Rupiah melemah, industri properti dan konstruksi diprediksi melempem

Pelaku usaha properti dan konstruksi mulai mengkhawatirkan dampak negatif depresiasi nilai tukar rupiah.

Pengunjung mengamati maket apartemen yang dipajang pada Festival Properti Grup Pakuwon di Surabaya, Jawa Timur./AntaraFoto

Tren pelemahan nilai tukar rupiah terhadap dollar Amerika Serikat berdampak pada berbagai sektor termasuk properti dan konstruksi. Berdasarkan data Bloomberg, sepanjang tahun ini, nilai tukar rupiah terhadap dollar AS sudah mengalami pelemahan lebih dari 4%.

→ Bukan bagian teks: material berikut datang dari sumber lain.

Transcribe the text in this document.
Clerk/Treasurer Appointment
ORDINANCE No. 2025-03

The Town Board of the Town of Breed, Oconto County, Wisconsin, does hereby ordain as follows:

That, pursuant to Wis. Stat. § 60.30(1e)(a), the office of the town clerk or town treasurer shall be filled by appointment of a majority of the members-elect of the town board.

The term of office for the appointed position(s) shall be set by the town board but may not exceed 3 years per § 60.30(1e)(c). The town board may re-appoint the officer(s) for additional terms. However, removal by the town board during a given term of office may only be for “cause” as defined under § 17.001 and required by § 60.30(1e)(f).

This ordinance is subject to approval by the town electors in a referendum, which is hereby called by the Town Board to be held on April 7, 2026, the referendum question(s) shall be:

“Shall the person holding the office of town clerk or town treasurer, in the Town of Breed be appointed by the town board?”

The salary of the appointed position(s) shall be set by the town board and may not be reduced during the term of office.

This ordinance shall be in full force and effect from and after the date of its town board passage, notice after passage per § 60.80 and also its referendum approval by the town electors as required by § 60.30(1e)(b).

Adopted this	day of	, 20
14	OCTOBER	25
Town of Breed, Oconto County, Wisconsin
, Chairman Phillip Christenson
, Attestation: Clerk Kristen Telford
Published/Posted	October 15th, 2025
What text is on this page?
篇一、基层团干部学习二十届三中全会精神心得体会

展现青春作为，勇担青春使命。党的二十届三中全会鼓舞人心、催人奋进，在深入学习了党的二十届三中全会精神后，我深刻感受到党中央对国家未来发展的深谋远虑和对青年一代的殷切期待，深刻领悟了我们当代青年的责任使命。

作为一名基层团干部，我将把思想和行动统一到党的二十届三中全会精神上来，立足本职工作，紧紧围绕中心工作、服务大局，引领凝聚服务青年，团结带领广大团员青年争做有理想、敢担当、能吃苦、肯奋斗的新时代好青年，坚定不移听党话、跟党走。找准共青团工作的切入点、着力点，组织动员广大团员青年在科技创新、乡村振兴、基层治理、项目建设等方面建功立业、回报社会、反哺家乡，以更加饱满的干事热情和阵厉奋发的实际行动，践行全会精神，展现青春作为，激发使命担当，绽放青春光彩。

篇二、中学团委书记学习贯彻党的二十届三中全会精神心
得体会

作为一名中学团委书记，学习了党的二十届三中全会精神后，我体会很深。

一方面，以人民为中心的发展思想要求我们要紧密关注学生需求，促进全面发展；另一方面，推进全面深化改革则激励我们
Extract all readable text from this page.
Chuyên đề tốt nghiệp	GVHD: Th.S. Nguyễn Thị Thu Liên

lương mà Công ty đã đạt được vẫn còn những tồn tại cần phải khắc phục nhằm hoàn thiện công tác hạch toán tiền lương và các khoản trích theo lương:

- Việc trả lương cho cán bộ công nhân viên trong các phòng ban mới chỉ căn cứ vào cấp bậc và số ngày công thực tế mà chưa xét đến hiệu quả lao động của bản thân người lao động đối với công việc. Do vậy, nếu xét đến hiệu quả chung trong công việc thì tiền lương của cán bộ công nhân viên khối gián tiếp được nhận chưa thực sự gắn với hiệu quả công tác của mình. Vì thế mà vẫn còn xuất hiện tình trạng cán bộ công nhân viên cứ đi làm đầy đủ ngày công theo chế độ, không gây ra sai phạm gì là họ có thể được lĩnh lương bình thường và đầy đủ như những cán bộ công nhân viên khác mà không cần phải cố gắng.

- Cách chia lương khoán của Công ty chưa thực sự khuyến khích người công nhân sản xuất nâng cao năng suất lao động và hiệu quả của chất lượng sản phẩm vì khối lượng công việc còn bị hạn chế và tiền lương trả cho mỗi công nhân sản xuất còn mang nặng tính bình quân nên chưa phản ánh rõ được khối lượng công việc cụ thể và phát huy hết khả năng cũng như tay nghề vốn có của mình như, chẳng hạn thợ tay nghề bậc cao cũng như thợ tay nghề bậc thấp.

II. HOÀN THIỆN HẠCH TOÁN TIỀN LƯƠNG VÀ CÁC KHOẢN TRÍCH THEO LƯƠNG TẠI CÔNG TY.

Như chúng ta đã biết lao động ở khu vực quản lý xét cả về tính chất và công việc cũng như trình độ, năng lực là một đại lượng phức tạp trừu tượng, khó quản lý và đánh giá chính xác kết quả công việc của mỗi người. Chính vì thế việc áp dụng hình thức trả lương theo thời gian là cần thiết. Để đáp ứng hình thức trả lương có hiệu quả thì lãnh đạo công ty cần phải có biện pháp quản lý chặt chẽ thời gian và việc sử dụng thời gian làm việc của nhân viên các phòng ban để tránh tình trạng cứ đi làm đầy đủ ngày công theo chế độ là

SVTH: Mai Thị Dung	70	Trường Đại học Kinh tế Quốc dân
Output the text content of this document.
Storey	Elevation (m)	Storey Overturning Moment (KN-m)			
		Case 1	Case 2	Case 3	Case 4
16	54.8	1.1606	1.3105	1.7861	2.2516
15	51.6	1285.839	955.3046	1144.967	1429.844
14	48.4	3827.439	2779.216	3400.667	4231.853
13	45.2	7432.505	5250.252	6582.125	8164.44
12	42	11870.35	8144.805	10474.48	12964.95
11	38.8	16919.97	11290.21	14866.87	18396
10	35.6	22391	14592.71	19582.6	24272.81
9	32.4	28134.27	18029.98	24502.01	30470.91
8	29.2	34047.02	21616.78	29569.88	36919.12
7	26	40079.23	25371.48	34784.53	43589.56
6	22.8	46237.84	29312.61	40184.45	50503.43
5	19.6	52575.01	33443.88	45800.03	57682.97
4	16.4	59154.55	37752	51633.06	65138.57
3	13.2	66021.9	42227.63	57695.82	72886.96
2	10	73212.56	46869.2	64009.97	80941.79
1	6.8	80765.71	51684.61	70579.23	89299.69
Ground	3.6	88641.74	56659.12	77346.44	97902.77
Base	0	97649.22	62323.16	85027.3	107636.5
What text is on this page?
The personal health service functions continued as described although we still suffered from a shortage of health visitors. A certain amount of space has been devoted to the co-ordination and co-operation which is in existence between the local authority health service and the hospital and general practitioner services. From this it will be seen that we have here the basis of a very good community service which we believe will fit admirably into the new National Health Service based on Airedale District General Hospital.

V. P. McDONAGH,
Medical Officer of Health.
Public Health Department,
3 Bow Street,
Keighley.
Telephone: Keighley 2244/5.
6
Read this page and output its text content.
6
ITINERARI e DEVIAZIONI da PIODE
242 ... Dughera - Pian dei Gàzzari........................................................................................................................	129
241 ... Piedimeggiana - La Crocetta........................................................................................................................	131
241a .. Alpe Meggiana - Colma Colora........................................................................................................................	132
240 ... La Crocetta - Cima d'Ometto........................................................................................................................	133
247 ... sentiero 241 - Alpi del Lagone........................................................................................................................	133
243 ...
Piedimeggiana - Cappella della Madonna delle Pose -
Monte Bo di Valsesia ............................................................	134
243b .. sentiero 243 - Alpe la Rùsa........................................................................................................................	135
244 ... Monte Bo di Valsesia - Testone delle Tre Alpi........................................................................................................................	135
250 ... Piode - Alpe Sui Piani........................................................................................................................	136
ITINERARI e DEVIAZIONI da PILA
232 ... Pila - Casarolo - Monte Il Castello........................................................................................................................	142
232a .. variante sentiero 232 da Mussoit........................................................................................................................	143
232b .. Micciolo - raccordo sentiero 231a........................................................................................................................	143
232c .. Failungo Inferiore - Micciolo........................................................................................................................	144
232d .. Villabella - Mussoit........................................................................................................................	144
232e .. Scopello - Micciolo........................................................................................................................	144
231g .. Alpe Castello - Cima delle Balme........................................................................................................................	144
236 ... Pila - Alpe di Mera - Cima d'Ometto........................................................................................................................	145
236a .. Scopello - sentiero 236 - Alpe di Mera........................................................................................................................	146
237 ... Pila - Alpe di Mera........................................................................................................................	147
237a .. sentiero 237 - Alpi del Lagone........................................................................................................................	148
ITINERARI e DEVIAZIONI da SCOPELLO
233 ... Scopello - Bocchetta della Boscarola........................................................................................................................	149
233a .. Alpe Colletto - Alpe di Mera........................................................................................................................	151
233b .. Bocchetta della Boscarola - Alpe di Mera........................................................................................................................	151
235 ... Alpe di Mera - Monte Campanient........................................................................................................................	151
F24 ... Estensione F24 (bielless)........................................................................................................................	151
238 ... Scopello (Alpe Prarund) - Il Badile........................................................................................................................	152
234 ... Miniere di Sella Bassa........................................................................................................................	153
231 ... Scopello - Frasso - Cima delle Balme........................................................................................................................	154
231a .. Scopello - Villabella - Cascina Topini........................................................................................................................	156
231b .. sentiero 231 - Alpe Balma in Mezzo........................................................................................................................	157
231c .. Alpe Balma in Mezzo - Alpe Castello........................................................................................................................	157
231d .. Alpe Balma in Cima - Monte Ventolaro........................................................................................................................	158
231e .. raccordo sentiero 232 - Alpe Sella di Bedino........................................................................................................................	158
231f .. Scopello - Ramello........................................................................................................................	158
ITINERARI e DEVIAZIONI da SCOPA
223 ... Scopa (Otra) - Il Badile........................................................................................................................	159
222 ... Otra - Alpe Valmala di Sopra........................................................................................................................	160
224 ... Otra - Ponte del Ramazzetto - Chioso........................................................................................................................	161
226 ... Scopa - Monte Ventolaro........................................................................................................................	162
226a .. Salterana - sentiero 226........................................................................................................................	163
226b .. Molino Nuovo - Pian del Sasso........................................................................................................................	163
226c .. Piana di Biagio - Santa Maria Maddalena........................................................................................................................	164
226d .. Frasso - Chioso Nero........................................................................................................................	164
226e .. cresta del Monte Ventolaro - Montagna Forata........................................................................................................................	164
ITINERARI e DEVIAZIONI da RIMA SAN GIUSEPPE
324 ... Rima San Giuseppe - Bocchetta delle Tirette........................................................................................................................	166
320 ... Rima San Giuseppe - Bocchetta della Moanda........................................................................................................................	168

Ketua Umum DPP Real Estate Indonesia (REI) Soelaeman Soemawinata mengatakan pelemahan rupiah berdampak pada penjualan properti. Penjualan hunian yang paling terpapar depresiasi rupiah berada di segmen menengah ke atas sampai segmen mewah. Harga bahan baku untuk membangun hunian itu bergantung pada nilai dollar AS. REI baru bisa menghitung berapa besar dampaknya pada tiga bulan ke depan.

Pelemahan industri properti sebenarnya sudah mulai terjadi pada dua tahun terakhir. Saat itu, pemerintah menaikkan suku bunga acuan menjadi hingga 12% hingga 13%. Kondisi ini mengakibatkan pengembang sulit mendapatkan kredit konstruksi. Selain itu, masyarakat yang membeli properti dengan kredit pemilikan rumah (KPR) juga keberatan dengan kondisi tersebut.

“Kalau kredit konstruksi naik dan bunga KPR (kredit pemilikan rumah) naik, pengaruhnya ke sektor riil seperti properti, kami semakin susah jualan,” kata Soelaeman saat ditemui di Jakarta, Senin (21/5). 

Kondisi ini, akan semakin parah jika rupiah melemah. Sektor ini secara psikologis terdampak terhadap depresiasi rupiah. Jika nilai tukar rupiah belum menguat hingga akhir tahun, pengembang akan semakin sulit melakukan penjualan.